Note: You may have noticed that two authors are listed on the cover. And yet in all of the pages that follow this introduction, the text is written in first person. A lot of what we’ve written is anecdotal, opinionated, and based on lots of personal experience. So writing in a singular voice is much easier and less cumbersome than attributing each individually to Marina or Howland. And after all, we totally agree with each other on everything. Mostly.
Foolish Assumptions
We assume there must be something about you that’s eager to know more about nature’s most glorious food: honey.
Whether you’re already quite knowledgeable about honey, or have just occasionally had honey on a slice of toast, we guarantee you will discover all sorts of new information. And it’s likely all readers will be inspired to try out more of the many hundreds of varietals of honey available to consumers. After all, honey is much more than clover and orange blossom.
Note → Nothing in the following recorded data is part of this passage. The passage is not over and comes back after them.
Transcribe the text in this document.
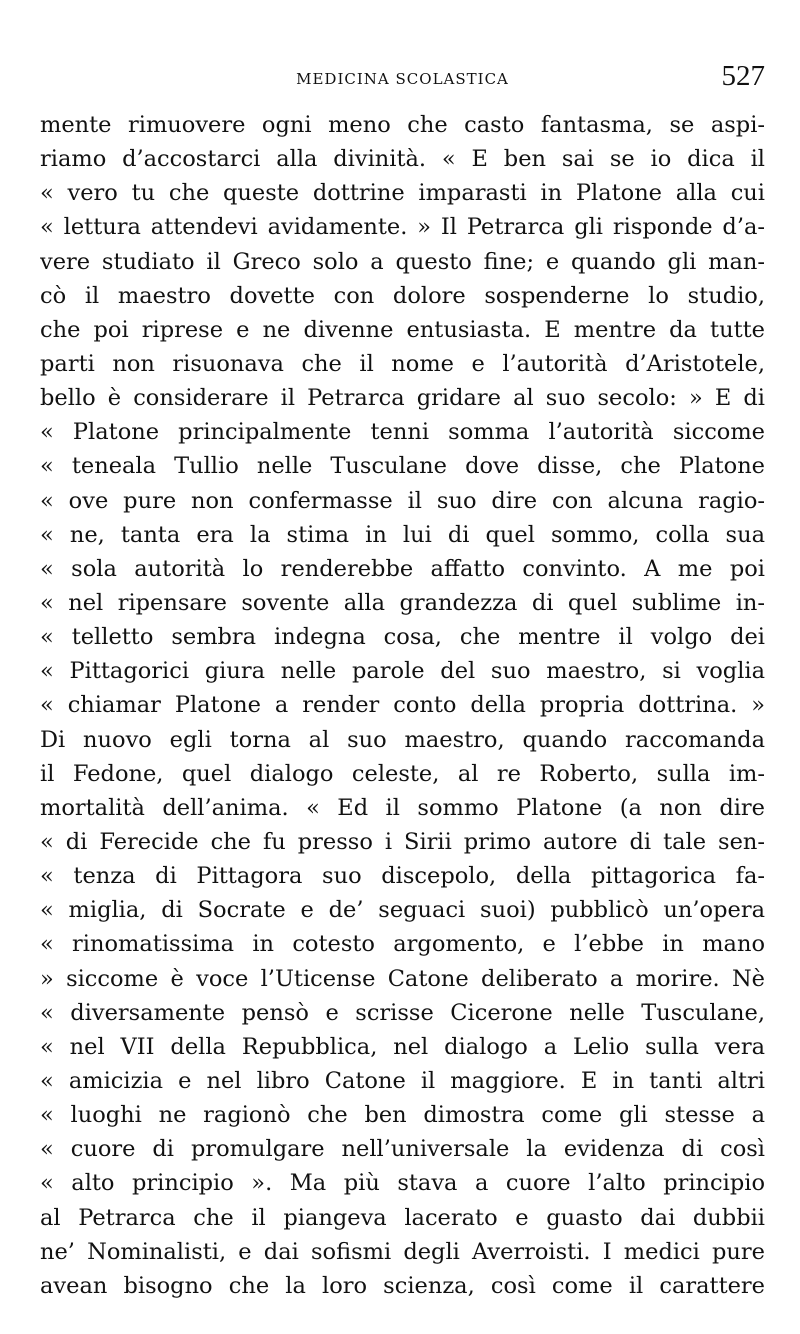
MEDICINA SCOLASTICA	527
mente rimuovere ogni meno che casto fantasma, se aspi-
riamo d’accostarci alla divinità. « E ben sai se io dica il
« vero tu che queste dottrine imparasti in Platone alla cui
« lettura attendevi avidamente. » Il Petrarca gli risponde d’a-
vere studiato il Greco solo a questo fine; e quando gli man-
cò il maestro dovette con dolore sospenderne lo studio,
che poi riprese e ne divenne entusiasta. E mentre da tutte
parti non risuonava che il nome e l’autorità d’Aristotele,
bello è considerare il Petrarca gridare al suo secolo: » E di
« Platone principalmente tenni somma l’autorità siccome
« teneala Tullio nelle Tusculane dove disse, che Platone
« ove pure non confermasse il suo dire con alcuna ragio-
« ne, tanta era la stima in lui di quel sommo, colla sua
« sola autorità lo renderebbe affatto convinto. A me poi
« nel ripensare sovente alla grandezza di quel sublime in-
« telletto sembra indegna cosa, che mentre il volgo dei
« Pittagorici giura nelle parole del suo maestro, si voglia
« chiamar Platone a render conto della propria dottrina. »
Di nuovo egli torna al suo maestro, quando raccomanda
il Fedone, quel dialogo celeste, al re Roberto, sulla im-
mortalità dell’anima. « Ed il sommo Platone (a non dire
« di Ferecide che fu presso i Sirii primo autore di tale sen-
« tenza di Pittagora suo discepolo, della pittagorica fa-
« miglia, di Socrate e de’ seguaci suoi) pubblicò un’opera
« rinomatissima in cotesto argomento, e l’ebbe in mano
» siccome è voce l’Uticense Catone deliberato a morire. Nè
« diversamente pensò e scrisse Cicerone nelle Tusculane,
« nel VII della Repubblica, nel dialogo a Lelio sulla vera
« amicizia e nel libro Catone il maggiore. E in tanti altri
« luoghi ne ragionò che ben dimostra come gli stesse a
« cuore di promulgare nell’universale la evidenza di così
« alto principio ». Ma più stava a cuore l’alto principio
al Petrarca che il piangeva lacerato e guasto dai dubbii
ne’ Nominalisti, e dai sofismi degli Averroisti. I medici pure
avean bisogno che la loro scienza, così come il carattere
For beekeepers, this book has lots of betcha-didn’t-know information about the treasured liquid gold that your bees produce. You will appreciate more than ever just how amazing and wonderful honey is. You will learn how to produce a better product and market it more effectively, through better beekeeping practices and effectively educating your customers about honey.
For consumers, chefs, cooks and foodies, this book will help you make informed choices about selecting and purchasing honey. You will understand the differences between a great honey and the ones to avoid. You will find out which honey varieties pair best with which foods. The book includes over 45 honey-inspired recipes for baking, cooking, and blending or brewing beverages with honey.
And for those with a yearning to become a honey sensory expert (honey sommelier), this book shows you the exact methods and detailed instructions for how to taste and evaluate honeys like a certified honey sensory professional.